Hi
I want to analyse genome sequence of a bacterial strain (say X). Now I want to see of X bacteria has proteins present in other standard bacterial strains like Y, Z. How do I individually search for these proteins against the genome sequence of X using Galaxy?
I would first try a tBLASTN+ mapping, with the protein as the query and the genomes as the target. This is a targeted search.
NCBI BLAST+ tblastn Search translated nucleotide database with protein query sequence(s)
I would also probably create a makeblastdb index of the genomes (individually) .. but whether I bothered to do the extra preparation step would depend on the size of the genomes, how many times I plan to map against them this way (how many proteins I had, or how many remapping repetitions I plan on doing), and whether the original job ran into memory or timeout errors or not (the index can help avoid both).

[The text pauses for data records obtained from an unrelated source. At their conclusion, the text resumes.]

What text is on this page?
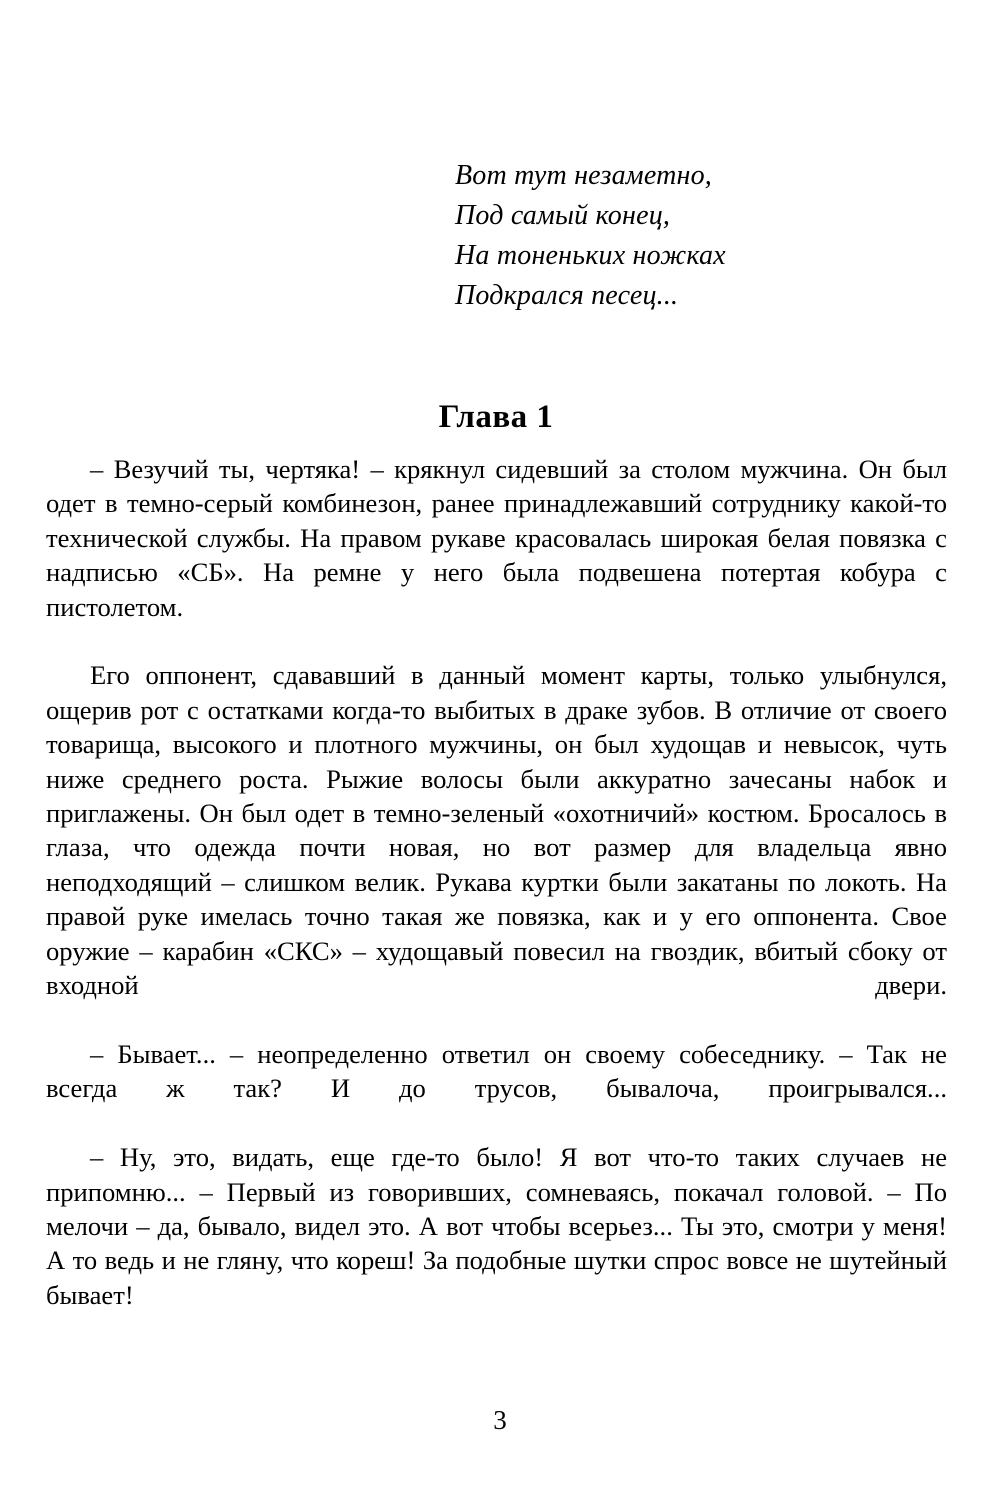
Вот тут незаметно,
Под самый конец,
На тоненьких ножках
Подкрался песец...
Глава 1

– Везучий ты, чертяка! – крякнул сидевший за столом мужчина. Он был одет в темно-серый комбинезон, ранее принадлежавший сотруднику какой-то технической службы. На правом рукаве красовалась широкая белая повязка с надписью «СБ». На ремне у него была подвешена потертая кобура с пистолетом.

Его оппонент, сдававший в данный момент карты, только улыбнулся, ощерив рот с остатками когда-то выбитых в драке зубов. В отличие от своего товарища, высокого и плотного мужчины, он был худощав и невысок, чуть ниже среднего роста. Рыжие волосы были аккуратно зачесаны набок и приглажены. Он был одет в темно-зеленый «охотничий» костюм. Бросалось в глаза, что одежда почти новая, но вот размер для владельца явно неподходящий – слишком велик. Рукава куртки были закатаны по локоть. На правой руке имелась точно такая же повязка, как и у его оппонента. Свое оружие – карабин «СКС» – худощавый повесил на гвоздик, вбитый сбоку от входной двери.

– Бывает... – неопределенно ответил он своему собеседнику. – Так не всегда ж так? И до трусов, бывалоча, проигрывался...

– Ну, это, видать, еще где-то было! Я вот что-то таких случаев не припомню... – Первый из говоривших, сомневаясь, покачал головой. – По мелочи – да, бывало, видел это. А вот чтобы всерьез... Ты это, смотри у меня! А то ведь и не гляну, что кореш! За подобные шутки спрос вовсе не шутейный бывает!

3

We don’t have a tutorial for this, but the tool form instructions have details and the process is about the same as anywhere else, so the BLAST+ documentation should be mostly the same usage. Also, I’ve been doing specifically this across organisms, both on the command-line and in Galaxy, for longer than I want to state, so please ask questions if you get stuck and we can try to help!
Ah, I found a very clean small example history. Please see dataset 76 in here, I just started it up fresh. I used a built-in index but the other prior examples in here use a small makeblastdb result as an example of that part.